Ok, I took the cluster apart to replace the bulbs. After I did this and started the car, gas gauge and temp gauge both went all the way up until the couldn't go anymore. I also got the SES light on. I checked the code and got P0462, which is low fuel voltage. This code makes no sense, as I didn't even touch the fuel level sensor. I reset the SES and it hasn't come back on, but the gauges are still pegged all the way up. The RPM gauge and Speedo gauge were also off, but I was able to just pull the needles off and put them where they should be. Any ideas would be really helpful. It's only got 56k on the car and everything else works just fine. I'm stumped honestly...


----------



## jdg (Aug 27, 2009)

Lordgwydion24 said:


> I also got the SES light on. I checked the code and got P0462, which is low fuel voltage. This code makes no sense, as I didn't even touch the fuel level sensor.
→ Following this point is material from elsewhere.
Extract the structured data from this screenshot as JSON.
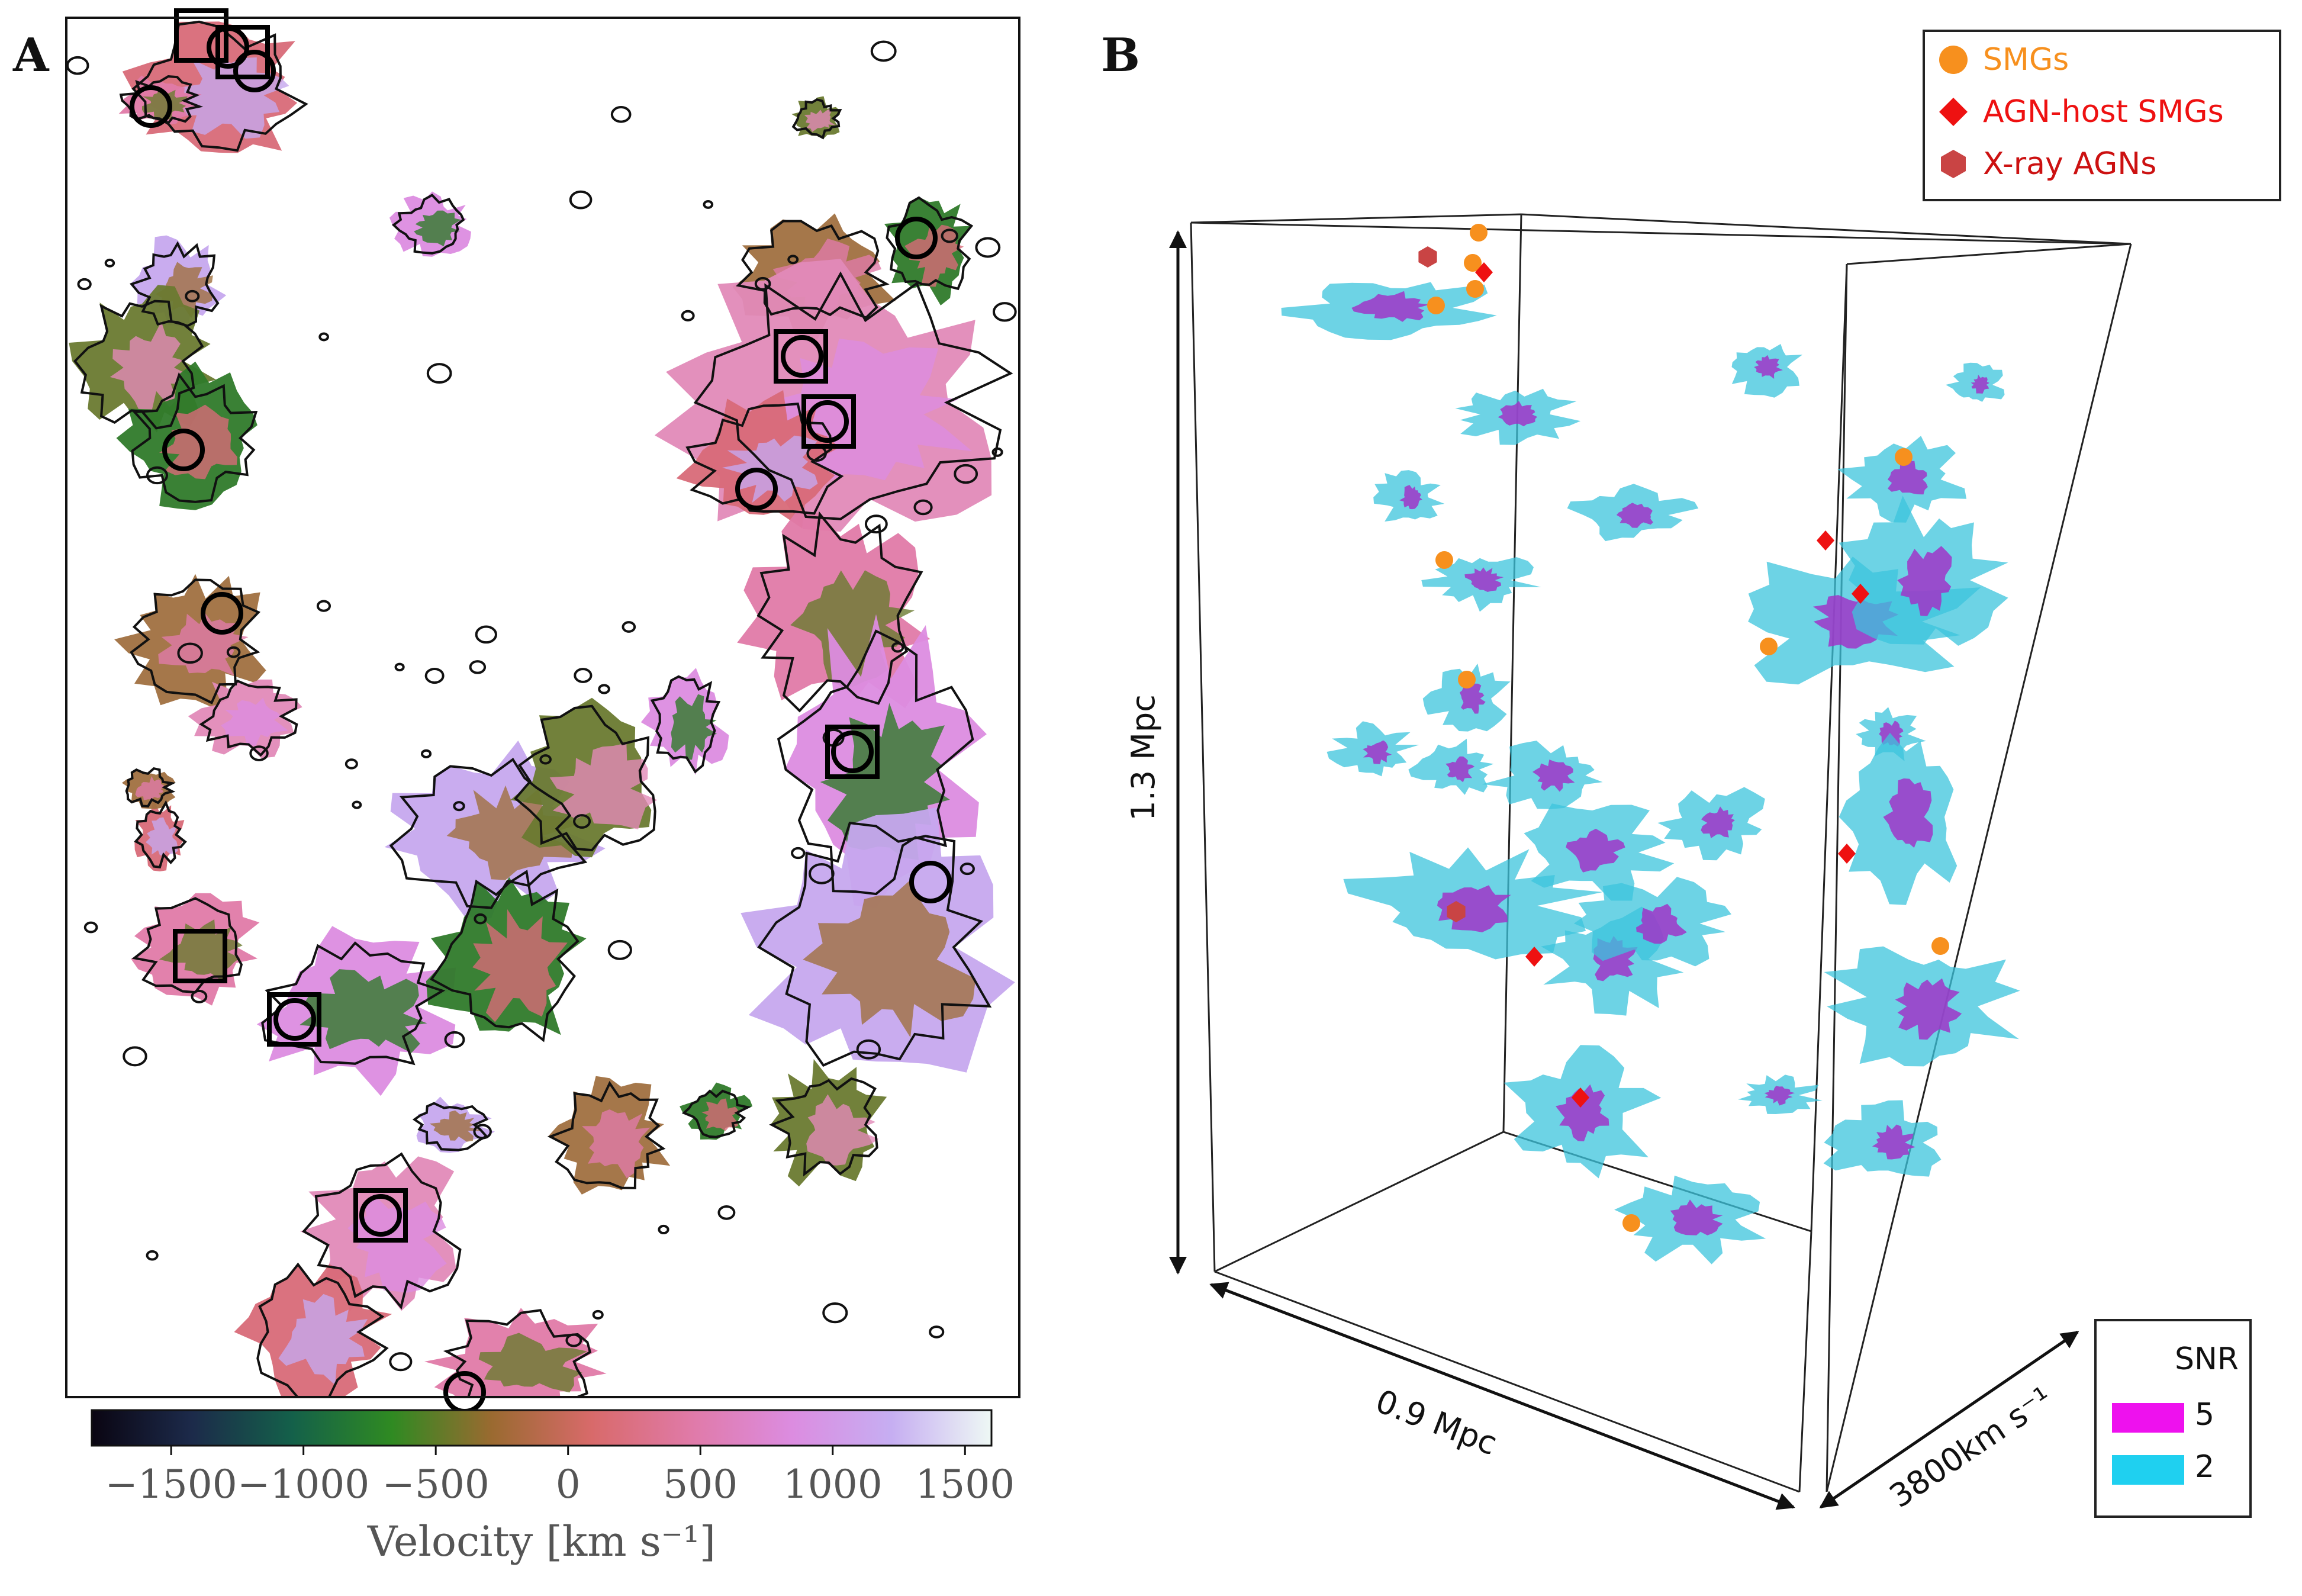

Makes sense to me if you pulled apart the instrument cluster and didn't put it back together correctly and the instrument cluster itself actually sends out the voltage TO the fuel level sensor, which then changes that signal and sends it BACK to the instrument cluster for interpretation.
Step 1 - Gauges work fine
Step 2 - Pull apart cluster
Step 3 - ???
Step 4 - Put cluster together
Step 5 - Gauges don't work fine
Step 6 - Profit...
Where is the "break down" in those 4 steps?


----------



## Lordgwydion24 (Mar 29, 2011)

Ok. I didn't know that. Which is why I posted on the boards. So what would the solution be? How could I have screwed up putting it back together? It's 2 plugs. Maybe I pulled on them too hard while removing them? The little clips are awful hard to push while pulling them out. Anyone know of a wiring diagram they could link? Maybe I could check the exact wire. Kinda bummed out as I was borrowing my friends car when this all happened. Really don't wanna spend money on buying a new dash cluster if it's not needed...


----------



## jdg (Aug 27, 2009)

Wiring diagrams...hmmm...
Those are the kinds of things you might find in some sort of "manual".
A "manual" that the "factory" put out.
A "factory" produced "manual" that might help a person when performing some sort of "service" on their vehicle.
A "manual" describing various "service" procedures made by a "factory" which produces "Nissan" vehicles.
No idea where I'd find that one...


----------